- Time Warner has rejected a proposal by 21st Century Fox to acquire all of the outstanding shares of the company for approximately $80 billion, or $86/share.
- This event has confirmed my opinion that Time Warner was undervalued, as shown by the 15% increase in stock price.
- It was difficult to foresee this acquisition proposal, but investors shouldn't be surprised by the upside potential in Time Warner.

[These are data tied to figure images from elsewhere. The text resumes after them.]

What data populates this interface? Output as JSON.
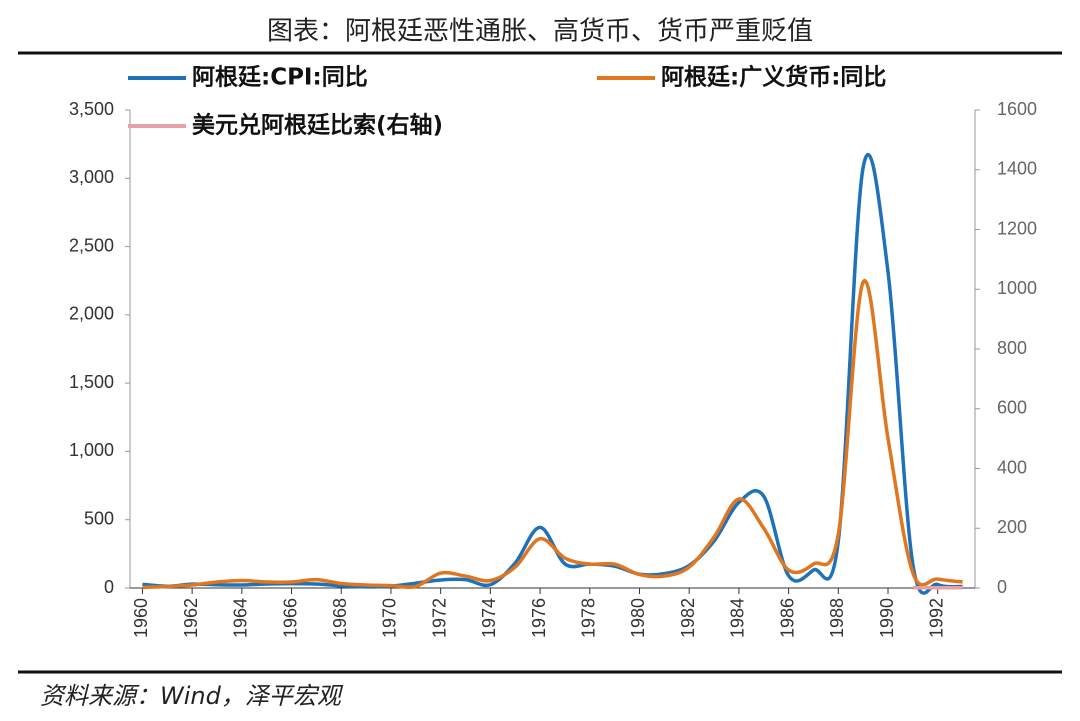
{
  "chart_data": {
    "type": "line",
    "title": "图表：阿根廷恶性通胀、高货币、货币严重贬值",
    "source": "资料来源：Wind，泽平宏观",
    "x": [
      1960,
      1961,
      1962,
      1963,
      1964,
      1965,
      1966,
      1967,
      1968,
      1969,
      1970,
      1971,
      1972,
      1973,
      1974,
      1975,
      1976,
      1977,
      1978,
      1979,
      1980,
      1981,
      1982,
      1983,
      1984,
      1985,
      1986,
      1987,
      1988,
      1989,
      1990,
      1991,
      1992,
      1993
    ],
    "xlim": [
      1959.5,
      1993.5
    ],
    "xticks": [
      1960,
      1962,
      1964,
      1966,
      1968,
      1970,
      1972,
      1974,
      1976,
      1978,
      1980,
      1982,
      1984,
      1986,
      1988,
      1990,
      1992
    ],
    "ylim": [
      0,
      3500
    ],
    "yticks": [
      0,
      500,
      {
        "value": 1000,
        "label": "1,000"
      },
      {
        "value": 1500,
        "label": "1,500"
      },
      {
        "value": 2000,
        "label": "2,000"
      },
      {
        "value": 2500,
        "label": "2,500"
      },
      {
        "value": 3000,
        "label": "3,000"
      },
      {
        "value": 3500,
        "label": "3,500"
      }
    ],
    "y2lim": [
      0,
      1600
    ],
    "y2ticks": [
      0,
      200,
      400,
      600,
      800,
      1000,
      1200,
      1400,
      1600
    ],
    "series": [
      {
        "name": "阿根廷:CPI:同比",
        "color": "#1f72b8",
        "values": [
          27,
          13,
          28,
          24,
          22,
          29,
          32,
          29,
          16,
          8,
          14,
          35,
          59,
          61,
          24,
          183,
          444,
          176,
          175,
          160,
          101,
          105,
          165,
          344,
          627,
          672,
          90,
          131,
          343,
          3080,
          2314,
          172,
          25,
          11
        ]
      },
      {
        "name": "阿根廷:广义货币:同比",
        "color": "#e0761f",
        "axis": "y2",
        "values": [
          2,
          5,
          10,
          20,
          25,
          20,
          20,
          28,
          15,
          10,
          8,
          5,
          50,
          40,
          25,
          70,
          165,
          100,
          80,
          80,
          45,
          40,
          70,
          170,
          298,
          200,
          60,
          80,
          180,
          1024,
          500,
          50,
          30,
          20
        ]
      },
      {
        "name": "美元兑阿根廷比索(右轴)",
        "color": "#e8a0a8",
        "axis": "y2",
        "values": [
          null,
          null,
          null,
          null,
          null,
          null,
          null,
          null,
          null,
          null,
          null,
          null,
          null,
          null,
          null,
          null,
          null,
          null,
          null,
          null,
          null,
          null,
          null,
          null,
          null,
          null,
          null,
          null,
          null,
          null,
          null,
          0.95,
          0.99,
          1
        ]
      }
    ]
  }
}
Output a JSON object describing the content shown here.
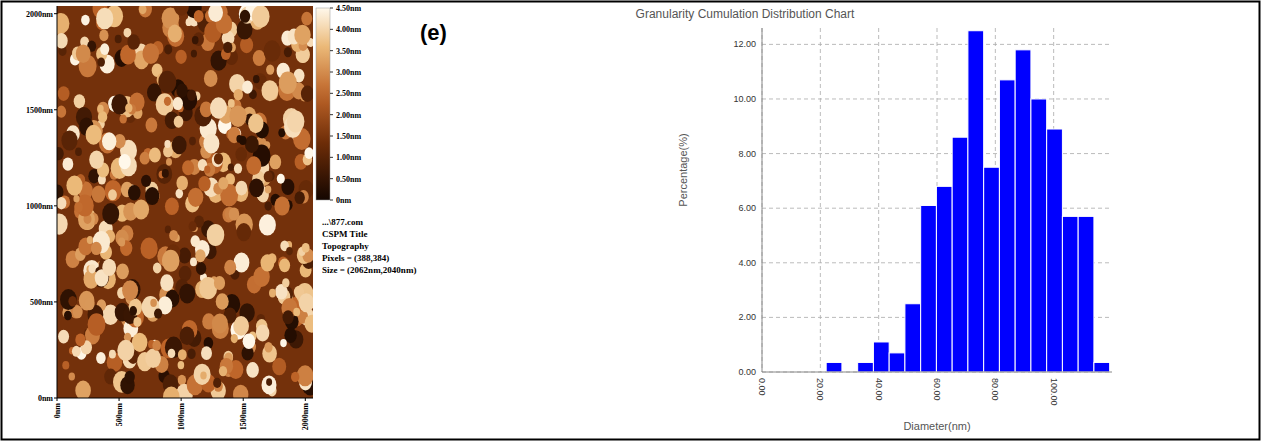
{
  "chart_data": [
    {
      "type": "image",
      "annotations": [
        "...\\877.com",
        "CSPM Title",
        "Topography",
        "Pixels = (388,384)",
        "Size = (2062nm,2040nm)"
      ],
      "xlim": [
        0,
        2062
      ],
      "ylim": [
        0,
        2040
      ],
      "xticks": [
        {
          "value": 0,
          "label": "0nm"
        },
        {
          "value": 500,
          "label": "500nm"
        },
        {
          "value": 1000,
          "label": "1000nm"
        },
        {
          "value": 1500,
          "label": "1500nm"
        },
        {
          "value": 2000,
          "label": "2000nm"
        }
      ],
      "yticks": [
        {
          "value": 0,
          "label": "0nm"
        },
        {
          "value": 500,
          "label": "500nm"
        },
        {
          "value": 1000,
          "label": "1000nm"
        },
        {
          "value": 1500,
          "label": "1500nm"
        },
        {
          "value": 2000,
          "label": "2000nm"
        }
      ],
      "colorbar_range": [
        0,
        4.5
      ],
      "colorbar_ticks": [
        {
          "value": 0,
          "label": "0nm"
        },
        {
          "value": 0.5,
          "label": "0.50nm"
        },
        {
          "value": 1,
          "label": "1.00nm"
        },
        {
          "value": 1.5,
          "label": "1.50nm"
        },
        {
          "value": 2,
          "label": "2.00nm"
        },
        {
          "value": 2.5,
          "label": "2.50nm"
        },
        {
          "value": 3,
          "label": "3.00nm"
        },
        {
          "value": 3.5,
          "label": "3.50nm"
        },
        {
          "value": 4,
          "label": "4.00nm"
        },
        {
          "value": 4.5,
          "label": "4.50nm"
        }
      ]
    },
    {
      "type": "histogram",
      "panel_label": "(e)",
      "title": "Granularity Cumulation Distribution Chart",
      "x_label": "Diameter(nm)",
      "y_label": "Percentage(%)",
      "bins": [
        22,
        27.4,
        32.8,
        38.2,
        43.6,
        49,
        54.4,
        59.8,
        65.2,
        70.6,
        76,
        81.4,
        86.8,
        92.2,
        97.6,
        103,
        108.4,
        113.8,
        119.2
      ],
      "values": [
        0.35,
        0,
        0.35,
        1.1,
        0.7,
        2.5,
        6.1,
        6.8,
        8.6,
        12.5,
        7.5,
        10.7,
        11.8,
        10.0,
        8.9,
        5.7,
        5.7,
        0.35
      ],
      "color": "#0000ff",
      "xlim": [
        0,
        120
      ],
      "ylim": [
        0,
        12.6
      ],
      "xticks": [
        {
          "value": 0,
          "label": "0.00"
        },
        {
          "value": 20,
          "label": "20.00"
        },
        {
          "value": 40,
          "label": "40.00"
        },
        {
          "value": 60,
          "label": "60.00"
        },
        {
          "value": 80,
          "label": "80.00"
        },
        {
          "value": 100,
          "label": "100.00"
        }
      ],
      "yticks": [
        {
          "value": 0,
          "label": "0.00"
        },
        {
          "value": 2,
          "label": "2.00"
        },
        {
          "value": 4,
          "label": "4.00"
        },
        {
          "value": 6,
          "label": "6.00"
        },
        {
          "value": 8,
          "label": "8.00"
        },
        {
          "value": 10,
          "label": "10.00"
        },
        {
          "value": 12,
          "label": "12.00"
        }
      ],
      "grid": true
    }
  ]
}
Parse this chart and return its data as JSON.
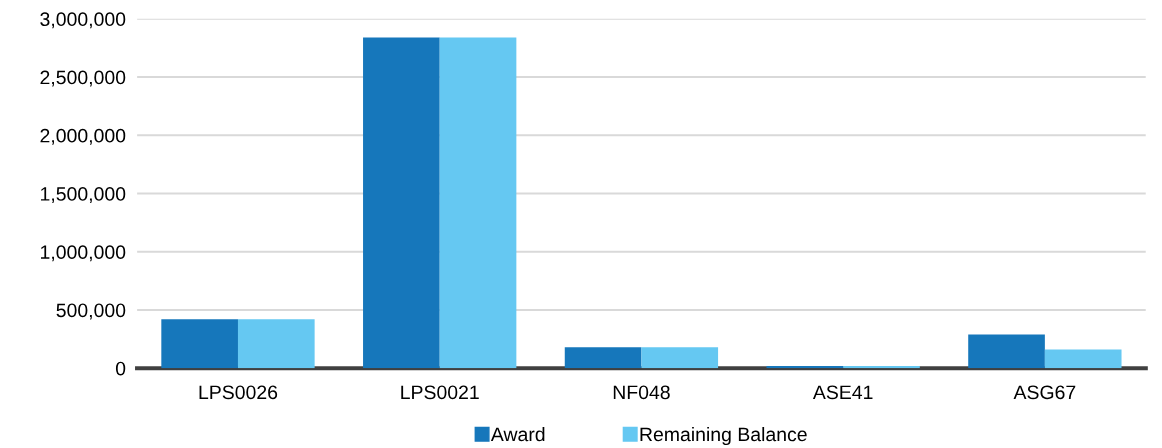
{
  "chart_data": {
    "type": "bar",
    "categories": [
      "LPS0026",
      "LPS0021",
      "NF048",
      "ASE41",
      "ASG67"
    ],
    "series": [
      {
        "name": "Award",
        "color": "#1677bb",
        "values": [
          420000,
          2840000,
          180000,
          20000,
          290000
        ]
      },
      {
        "name": "Remaining Balance",
        "color": "#65c8f2",
        "values": [
          420000,
          2840000,
          180000,
          20000,
          160000
        ]
      }
    ],
    "ylim": [
      0,
      3000000
    ],
    "yticks": [
      {
        "value": 0,
        "label": "0"
      },
      {
        "value": 500000,
        "label": "500,000"
      },
      {
        "value": 1000000,
        "label": "1,000,000"
      },
      {
        "value": 1500000,
        "label": "1,500,000"
      },
      {
        "value": 2000000,
        "label": "2,000,000"
      },
      {
        "value": 2500000,
        "label": "2,500,000"
      },
      {
        "value": 3000000,
        "label": "3,000,000"
      }
    ],
    "grid": "y",
    "legend": "bottom"
  }
}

It has been confirmed that Time Warner (NYSE:TWX) has rejected a proposal by 21st Century Fox (NASDAQ:FOXA) to acquire all of the outstanding shares of the company for a combination of 1.531 of 21st Century Fox Class A and $32.42 in cash per share. At Tuesday's close, this would value Time Warner stock at approximately $86/share, for a total of around $80 billion. Time Warner's board of directors listed several reasons for rejecting 21st Century Fox's proposal, including;
- The company's strategic plan will continue to deliver significant value;
- The value of Time Warner's businesses will continue to grow;
- The risk and uncertainty of 21st Century Fox's ability to govern and manage the size and scale of both companies;
- Operational and regulatory risks to executing a combination with 21st Century Fox
Since this news broke, Time Warner stock has gained roughly 15% to $82/share. Analysts believe this deal may eventually get done at a premium price and could create a company that dominates the content industry. With assets including Warner Brother's studio, HBO, TBS, TNT, TruTV, Cartoon Network, and CNN, investors are finally starting to realize how undervalued Time Warner stock truly is. As I've outlined in previous articles here and here, Time Warner has multiple undervalued assets that continue to impress with strong growth and free cash flow.